L’atelier s’est réuni au Sri Lanka car ce pays est le seul de la région, avec le Népal, à permettre aux citoyens de l’Asie du Sud (Pakistan, Inde, Bangladesh, Népal, Afghanistan, Boutan) d’entrer sans difficulté particulière. Rappelons qu’en 2007, lors de la première tentative d’atelier régional d’Asie du Sud du CADTM tenu au Kerala du 11 au 13 mars les délégués pakistanais n’avaient pas pu être présents car les autorités indiennes avaient refusé de leur donner un visa. Certes très représentatif au niveau de la participation des délégués indiens venus de six régions différentes, cet atelier n’avait pu compter que sur la présence de Linus Jayatilake venu du Sri Lanka. Il n’y avait pas eu de délégués d’autres pays de l’Asie du Sud. A noter également que depuis 1993, le CADTM Belgique a invité à plusieurs reprises des délégués des syndicats et d’autres mouvements sociaux sri lankais à ses conférences publiques internationales. Fort heureusement, tous ces délégués ont pu se dégager de leurs nombreuses activités pour participer à cette réunion de janvier 2008.

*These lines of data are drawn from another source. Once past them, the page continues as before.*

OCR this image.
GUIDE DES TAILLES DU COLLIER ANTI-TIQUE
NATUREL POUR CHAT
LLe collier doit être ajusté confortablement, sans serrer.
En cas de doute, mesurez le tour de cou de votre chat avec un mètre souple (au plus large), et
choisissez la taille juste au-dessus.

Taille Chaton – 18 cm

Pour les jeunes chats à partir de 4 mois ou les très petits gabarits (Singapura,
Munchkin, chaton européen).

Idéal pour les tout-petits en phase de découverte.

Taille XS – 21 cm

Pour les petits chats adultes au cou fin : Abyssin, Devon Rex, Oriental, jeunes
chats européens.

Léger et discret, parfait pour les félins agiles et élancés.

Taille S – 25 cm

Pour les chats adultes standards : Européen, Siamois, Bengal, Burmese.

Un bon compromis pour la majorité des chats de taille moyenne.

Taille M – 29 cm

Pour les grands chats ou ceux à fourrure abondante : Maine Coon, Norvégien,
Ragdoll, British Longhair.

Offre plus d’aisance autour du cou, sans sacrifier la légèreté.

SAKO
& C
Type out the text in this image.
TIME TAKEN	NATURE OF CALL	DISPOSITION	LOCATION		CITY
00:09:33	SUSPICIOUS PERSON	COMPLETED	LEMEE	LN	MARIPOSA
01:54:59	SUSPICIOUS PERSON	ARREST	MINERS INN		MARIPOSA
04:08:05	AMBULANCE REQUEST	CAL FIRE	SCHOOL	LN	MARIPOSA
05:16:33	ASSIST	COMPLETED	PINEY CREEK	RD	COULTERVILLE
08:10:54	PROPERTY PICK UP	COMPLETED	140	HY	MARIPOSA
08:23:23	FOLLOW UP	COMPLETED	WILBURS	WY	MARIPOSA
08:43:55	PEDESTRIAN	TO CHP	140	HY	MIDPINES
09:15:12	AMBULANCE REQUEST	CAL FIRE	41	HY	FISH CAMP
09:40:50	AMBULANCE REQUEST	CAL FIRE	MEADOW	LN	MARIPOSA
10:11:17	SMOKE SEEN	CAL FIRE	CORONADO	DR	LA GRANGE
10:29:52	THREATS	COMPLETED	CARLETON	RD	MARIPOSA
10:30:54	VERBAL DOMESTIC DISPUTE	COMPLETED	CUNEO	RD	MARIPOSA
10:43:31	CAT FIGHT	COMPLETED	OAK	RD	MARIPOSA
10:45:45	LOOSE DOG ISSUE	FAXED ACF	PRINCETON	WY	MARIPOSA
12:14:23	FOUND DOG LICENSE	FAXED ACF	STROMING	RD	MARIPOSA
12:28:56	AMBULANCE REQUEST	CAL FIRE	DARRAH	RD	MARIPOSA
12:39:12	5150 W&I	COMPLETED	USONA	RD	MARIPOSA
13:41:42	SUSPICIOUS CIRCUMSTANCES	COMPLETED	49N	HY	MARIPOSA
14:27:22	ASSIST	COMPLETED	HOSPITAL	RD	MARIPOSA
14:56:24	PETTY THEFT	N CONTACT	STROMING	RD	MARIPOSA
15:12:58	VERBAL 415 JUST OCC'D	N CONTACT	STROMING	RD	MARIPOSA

Le signal de l’ouverture de l’atelier est donné par Linus Jayatilake (du syndicat CIWU, Sri Lanka) et Sushovan Dhar (de VAK-CADTM, Inde). Ensuite, Ajit Muricken (directeur de VAK-CADTM, Inde) présente les différents livres édités par VAK qui donnent des informations sur les thèmes abordés lors de cet atelier. Ajit Muricken animera les séances tout au long de l’atelier.
Eric Toussaint (CADTM Belgique)
Il commence les travaux par un exposé sur l’évolution historique de la Banque mondiale. L’exposé est divisé en cinq périodes : de 1944 à 1962 ; de 1962 à 1968 ; de 1968 à 1982 ; de 1982 à 1996 et de 1996 à 2008. Voir en annexe le résumé de cet exposé intitulé « Histoire abrégée de la Banque mondiale ».
Le bilan de l’ensemble de l’histoire de la Banque mondiale et du FMI est entièrement négatif. L’idée d’alternatives à ces institutions prend forme. Sept pays d’Amérique latine lancent une banque du Sud. Il est bien possible que cette nouvelle institution ne constitue par une véritable alternative à la BM mais cette décision affaiblit un peu plus les institutions de Bretton Woods.
Il faut réinventer une architecture financière internationale tout à fait nouvelle. Par ailleurs, il faut tenter de réaliser des procès contre ces institutions dans la mesure où elles sont responsables de violations des droits humains.
Le débat qui a suivi ce premier exposé a porté sur les questions suivantes :
– Les fonctions respectives de la Banque mondiale et du FMI, leur collaboration mais aussi leur compétition.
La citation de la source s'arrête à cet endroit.